IBD: We’ve been growing at much more than 2.2% over the last few years, so maybe 1.8% growth is pessimistic.

Biggs: Well, the last few years have seen a big increase in economic growth. The trustees’ report assumes that growth will tend to fall back to longer‐​term levels.

IBD: Why do forecasters differ over how fast the economy will grow?

Biggs: One of the biggest reasons is a different view of productivity growth (the growth of output per hour per worker). The trustees say productivity will grow 1.5% per year. That’s much lower than it has been growing over the last couple of years. But it’s just a bit higher than the 1.4% growth rate from 1979 to 1998.

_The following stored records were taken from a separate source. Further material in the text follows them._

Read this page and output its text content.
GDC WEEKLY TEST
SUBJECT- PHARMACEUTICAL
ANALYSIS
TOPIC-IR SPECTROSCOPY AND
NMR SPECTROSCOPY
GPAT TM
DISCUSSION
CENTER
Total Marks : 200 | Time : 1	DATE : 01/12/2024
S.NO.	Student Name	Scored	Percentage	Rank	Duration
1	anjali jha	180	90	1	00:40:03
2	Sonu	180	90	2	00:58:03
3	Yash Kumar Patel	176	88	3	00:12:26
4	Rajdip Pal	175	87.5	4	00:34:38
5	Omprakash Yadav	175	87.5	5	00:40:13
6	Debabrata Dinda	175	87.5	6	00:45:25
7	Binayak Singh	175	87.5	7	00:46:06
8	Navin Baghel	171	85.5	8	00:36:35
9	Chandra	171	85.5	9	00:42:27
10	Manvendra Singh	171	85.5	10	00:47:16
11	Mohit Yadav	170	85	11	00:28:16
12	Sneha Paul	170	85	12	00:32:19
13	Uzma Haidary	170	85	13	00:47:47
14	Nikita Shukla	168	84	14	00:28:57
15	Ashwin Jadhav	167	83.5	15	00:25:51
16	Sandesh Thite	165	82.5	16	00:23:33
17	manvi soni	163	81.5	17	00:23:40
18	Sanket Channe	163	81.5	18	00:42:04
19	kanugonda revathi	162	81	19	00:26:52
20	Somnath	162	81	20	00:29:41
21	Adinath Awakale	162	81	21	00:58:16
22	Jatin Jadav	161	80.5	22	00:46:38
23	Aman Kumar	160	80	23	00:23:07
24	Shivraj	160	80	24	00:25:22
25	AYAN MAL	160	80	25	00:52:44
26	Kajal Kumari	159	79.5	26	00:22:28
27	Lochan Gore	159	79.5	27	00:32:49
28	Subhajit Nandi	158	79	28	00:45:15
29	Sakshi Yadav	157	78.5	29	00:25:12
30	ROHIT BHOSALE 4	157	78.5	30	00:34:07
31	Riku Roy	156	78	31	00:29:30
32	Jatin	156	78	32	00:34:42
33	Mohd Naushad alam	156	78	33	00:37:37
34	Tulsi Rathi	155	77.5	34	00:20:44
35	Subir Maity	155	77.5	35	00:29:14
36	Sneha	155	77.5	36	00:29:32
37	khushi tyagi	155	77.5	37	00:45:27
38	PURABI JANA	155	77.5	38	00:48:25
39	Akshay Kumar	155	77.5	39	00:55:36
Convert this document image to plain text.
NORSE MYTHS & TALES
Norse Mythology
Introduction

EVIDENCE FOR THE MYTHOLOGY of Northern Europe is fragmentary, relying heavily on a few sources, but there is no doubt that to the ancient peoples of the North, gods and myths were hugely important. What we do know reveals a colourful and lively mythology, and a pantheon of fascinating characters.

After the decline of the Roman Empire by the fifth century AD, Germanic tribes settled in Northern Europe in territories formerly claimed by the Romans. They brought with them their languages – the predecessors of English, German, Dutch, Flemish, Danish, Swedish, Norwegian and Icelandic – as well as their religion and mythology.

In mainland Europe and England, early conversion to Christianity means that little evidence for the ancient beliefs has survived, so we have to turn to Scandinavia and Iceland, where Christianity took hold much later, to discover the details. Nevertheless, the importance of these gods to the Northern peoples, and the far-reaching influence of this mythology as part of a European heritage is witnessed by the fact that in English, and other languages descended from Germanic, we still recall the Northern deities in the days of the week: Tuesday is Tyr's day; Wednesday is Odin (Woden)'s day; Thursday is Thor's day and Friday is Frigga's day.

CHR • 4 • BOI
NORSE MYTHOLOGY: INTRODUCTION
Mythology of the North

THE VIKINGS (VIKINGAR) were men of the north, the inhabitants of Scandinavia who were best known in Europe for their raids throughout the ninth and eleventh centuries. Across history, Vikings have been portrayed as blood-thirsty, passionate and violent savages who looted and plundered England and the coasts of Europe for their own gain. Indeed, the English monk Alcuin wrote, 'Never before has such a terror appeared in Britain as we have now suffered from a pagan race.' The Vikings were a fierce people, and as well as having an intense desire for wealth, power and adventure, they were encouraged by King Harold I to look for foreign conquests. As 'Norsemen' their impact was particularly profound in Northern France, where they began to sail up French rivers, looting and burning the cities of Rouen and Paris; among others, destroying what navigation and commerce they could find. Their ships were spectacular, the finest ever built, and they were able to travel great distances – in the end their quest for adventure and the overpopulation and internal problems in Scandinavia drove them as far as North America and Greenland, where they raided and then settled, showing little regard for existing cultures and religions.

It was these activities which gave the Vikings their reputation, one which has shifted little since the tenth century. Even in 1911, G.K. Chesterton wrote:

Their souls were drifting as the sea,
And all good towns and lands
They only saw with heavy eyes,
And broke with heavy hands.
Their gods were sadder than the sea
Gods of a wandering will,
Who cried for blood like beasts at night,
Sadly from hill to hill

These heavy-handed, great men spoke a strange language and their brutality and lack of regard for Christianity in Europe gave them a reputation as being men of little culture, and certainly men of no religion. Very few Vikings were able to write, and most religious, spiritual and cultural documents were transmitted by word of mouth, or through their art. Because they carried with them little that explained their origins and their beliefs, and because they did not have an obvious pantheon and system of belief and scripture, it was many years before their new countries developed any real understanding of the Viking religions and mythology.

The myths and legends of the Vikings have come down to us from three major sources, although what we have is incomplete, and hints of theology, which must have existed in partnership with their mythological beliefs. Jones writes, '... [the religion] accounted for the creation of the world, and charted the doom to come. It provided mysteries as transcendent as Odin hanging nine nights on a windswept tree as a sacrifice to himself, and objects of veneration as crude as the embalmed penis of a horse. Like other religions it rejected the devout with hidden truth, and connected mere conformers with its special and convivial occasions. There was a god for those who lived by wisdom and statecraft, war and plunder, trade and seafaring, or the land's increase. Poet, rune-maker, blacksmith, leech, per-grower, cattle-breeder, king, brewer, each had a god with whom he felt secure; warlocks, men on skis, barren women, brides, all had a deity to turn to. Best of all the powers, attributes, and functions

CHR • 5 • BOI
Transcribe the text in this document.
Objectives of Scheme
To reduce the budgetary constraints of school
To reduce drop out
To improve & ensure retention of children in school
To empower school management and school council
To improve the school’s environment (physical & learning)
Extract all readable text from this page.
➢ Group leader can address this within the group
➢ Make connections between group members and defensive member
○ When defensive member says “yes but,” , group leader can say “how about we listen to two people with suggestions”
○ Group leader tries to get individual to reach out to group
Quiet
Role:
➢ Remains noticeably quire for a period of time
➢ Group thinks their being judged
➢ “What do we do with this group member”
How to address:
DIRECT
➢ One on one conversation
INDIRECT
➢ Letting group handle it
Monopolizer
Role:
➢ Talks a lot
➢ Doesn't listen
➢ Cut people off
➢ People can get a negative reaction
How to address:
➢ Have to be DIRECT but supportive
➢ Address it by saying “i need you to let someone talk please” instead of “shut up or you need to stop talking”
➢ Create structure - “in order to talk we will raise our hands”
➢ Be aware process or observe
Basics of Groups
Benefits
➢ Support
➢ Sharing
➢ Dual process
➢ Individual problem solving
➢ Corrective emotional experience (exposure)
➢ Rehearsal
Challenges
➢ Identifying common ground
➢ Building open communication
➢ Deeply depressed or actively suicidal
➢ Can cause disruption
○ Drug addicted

IBD: So the trustees believe the big gains we’ve seen in productivity lately are just temporary?

Biggs: Correct.

IBD: Even if productivity falls, couldn’t we still jack up economic growth by adding more workers?

Biggs: Yes. One of the main reasons the system hasn’t gone bankrupt sooner is that women have entered the work force. But there are so many women in the work force now that we likely aren’t going to get any more big gains. We could boost the work force through immigration, but it would take huge numbers to get the economic growth rates we need.

IBD: The trustees assume growth over the next 75 years will be close to the long‐​term trend. How good are their forecasts?

Biggs: The General Accounting Office asked PricewaterhouseCoopers to look at how the trustees do their forecasts. That report found the forecasts were done with generally accepted actuarial methods and similar to the forecasts done in Canada and Great Britain. It also said the forecasts’ assumptions were sound. Another study was done by an independent government‐​appointed board. It found that, if anything, the trustees are too optimistic. In particular, it found that the trustees may be underestimating the growth of life expectancy.

IBD: If people live longer than the trustees assume, they’ll collect more benefits. Biggs: That’s right, and the system’s red ink will be even greater.

IBD: Some critics charge that the trustees are deliberately using pessimistic assumptions to make the system’s finances look shaky.

Biggs: The belief is that there’s a conspiracy to make Social Security look bad so that privatization will look more attractive. But you’ve got to remember that the trustees are the secretaries of labor, the Treasury, and Health and Human Services, the commissioner of Social Security and two other trustees appointed by the president. To believe the conspiracy theory, you’ve got to believe that Donna Shalala and Alexis Herman are conspiring to privatize one of the crown jewels of the New Deal.